Continuing on from yesterday’s post about Adolescence in dogs, here’s what Adulthood is like for dogs, and Old Age. From my Diploma in Canine Psychology course with The ISCP:
Adulthood in dogs is not measured strictly by months or years, but by the maturity of the dog’s mental capabilities. Smaller breeds reach maturity earlier than larger breeds. For example, a 1 year-old Papillon may have the same mental maturity as a 3 year-old Labrador. During this stage, the dog visibly calms down, becomes less rebellious and seems to settle down. Some people have described it as “She was a holy terror right up to the age of 18 months, and then suddenly overnight she turned into the Perfect Dog”. I have seen dogs surrendered to the Refuge at this stage, when with just a few more months of perseverance and patience, and if they had not given up so early, that Change could have happened and the owners would have had their Perfect Dog.
Old Age in dogs depends on their breed. Some breeds, especially the larger ones, have shorter lifespans than others. For example, Great Danes only live up to 8 or 9 years compared to Jack Russell Terriers that may live 18-20 years. Larger breeds have longer puppy and adolescent periods, so their Adulthood and Old Age are shorter. Smaller breeds mature faster, and remain as Adults for a longer time. Dog owners need to realise that not all dogs are the same, that some dogs mature faster than others, and that some dogs will die earlier than others, and some are more prone to certain illnesses than others.
With old age comes a plethora of medical problems. Some dogs develop kidney disease, or may need a special diet to maintain their ongoing health and vitality. Large breeds may suffer from heart failure. Some dogs get arthritis in their joints, which makes walking around painful. Sometimes the dog is in such pain that it cannot help but nip at its carer when it’s had enough. Glucosamine and Chondroitin are often used to help ease joint pain in dogs. Regular cod liver oil works too. There are also special foods available that claim to help older dogs maintain their health and possibly prolong their lives. Cancer and tumours can affect dogs at any stage of their lives, but the dog’s ability to fight this declines as it gets older and frailer.

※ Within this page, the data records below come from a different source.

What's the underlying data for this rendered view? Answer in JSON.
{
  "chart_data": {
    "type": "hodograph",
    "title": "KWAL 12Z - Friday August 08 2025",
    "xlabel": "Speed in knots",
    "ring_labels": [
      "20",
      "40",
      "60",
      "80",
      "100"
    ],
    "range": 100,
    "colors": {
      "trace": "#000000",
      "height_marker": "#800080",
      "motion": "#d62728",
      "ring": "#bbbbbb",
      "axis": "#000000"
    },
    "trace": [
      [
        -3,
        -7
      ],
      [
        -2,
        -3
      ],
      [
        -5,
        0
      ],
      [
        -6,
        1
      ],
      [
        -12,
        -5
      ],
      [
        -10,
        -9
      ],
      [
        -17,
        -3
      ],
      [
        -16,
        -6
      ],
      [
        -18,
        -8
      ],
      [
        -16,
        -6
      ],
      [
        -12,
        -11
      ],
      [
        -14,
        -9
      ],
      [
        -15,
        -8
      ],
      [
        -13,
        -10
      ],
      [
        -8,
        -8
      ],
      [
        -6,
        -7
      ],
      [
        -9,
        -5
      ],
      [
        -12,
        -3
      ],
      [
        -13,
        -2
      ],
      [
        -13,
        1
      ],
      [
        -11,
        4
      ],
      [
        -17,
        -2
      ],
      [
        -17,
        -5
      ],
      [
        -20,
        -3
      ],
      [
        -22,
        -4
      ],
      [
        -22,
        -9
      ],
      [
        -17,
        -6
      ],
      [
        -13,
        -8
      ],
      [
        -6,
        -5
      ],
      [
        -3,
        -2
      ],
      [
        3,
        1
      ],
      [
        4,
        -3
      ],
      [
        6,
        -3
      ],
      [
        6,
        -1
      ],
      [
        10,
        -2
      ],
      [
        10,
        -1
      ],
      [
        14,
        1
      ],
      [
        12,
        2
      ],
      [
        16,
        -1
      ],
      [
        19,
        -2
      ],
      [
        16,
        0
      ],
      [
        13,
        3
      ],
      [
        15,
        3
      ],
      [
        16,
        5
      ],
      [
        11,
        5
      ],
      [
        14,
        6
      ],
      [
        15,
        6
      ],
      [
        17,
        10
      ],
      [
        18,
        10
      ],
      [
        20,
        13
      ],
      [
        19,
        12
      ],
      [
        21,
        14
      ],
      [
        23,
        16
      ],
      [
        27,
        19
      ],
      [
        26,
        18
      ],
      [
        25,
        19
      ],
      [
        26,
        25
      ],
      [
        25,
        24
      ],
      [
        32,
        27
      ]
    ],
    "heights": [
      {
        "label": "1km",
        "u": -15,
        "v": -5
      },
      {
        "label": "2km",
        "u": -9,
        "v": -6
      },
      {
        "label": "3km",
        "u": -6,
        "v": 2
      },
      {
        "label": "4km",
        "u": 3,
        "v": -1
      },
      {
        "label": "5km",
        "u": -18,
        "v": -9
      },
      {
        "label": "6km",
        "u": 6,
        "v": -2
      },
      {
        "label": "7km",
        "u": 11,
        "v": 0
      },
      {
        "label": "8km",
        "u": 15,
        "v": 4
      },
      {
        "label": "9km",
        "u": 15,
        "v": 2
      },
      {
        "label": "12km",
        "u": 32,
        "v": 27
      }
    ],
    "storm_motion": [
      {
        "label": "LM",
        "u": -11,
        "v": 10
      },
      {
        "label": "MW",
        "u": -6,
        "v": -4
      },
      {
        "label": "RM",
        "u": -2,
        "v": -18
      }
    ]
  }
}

Aside from physical aches and pains that come with old age, elderly dogs can also suffer from mental decline. Some dogs can suffer from dementia, obsessive compulsive behaviours, or a sudden marked change in temperament and behaviour. A previously sweet and affectionate dog may suddenly turn aggressive, or become afraid of certain things, people or stimuli. It may become forgetful, or have flashes of just “not being there” when called. Elderly dogs may also become incontinent, when their muscles lose their elasticity and tone. It is imperative that at this stage the owners do not panic or rush to put the dog to sleep, as with proper veterinary help and ongoing care the dog could still enjoy many years of living life to the full.
Elderly dogs deserve to be made as comfortable as possible, to be surrounded by familiar objects and people that they love, to be made to feel appreciated and needed as they were before they became old. Owners need to respect that the dog may simply want to sleep all day in her favourite spot in the sun. She may not want to go for walks as often. She may have days when she feels almost puppyish and wants to play, if so, go play! She may become choosy about her favourite foods, so indulge her rather than forcing her to eat what she doesn’t like anymore. If she’s in physical pain, she may not want to be touched too much, or may nip or growl if you go near her. All this is part and parcel of a dog’s life cycle, and the owner owes it to the dog to respect and honour that, right to the end.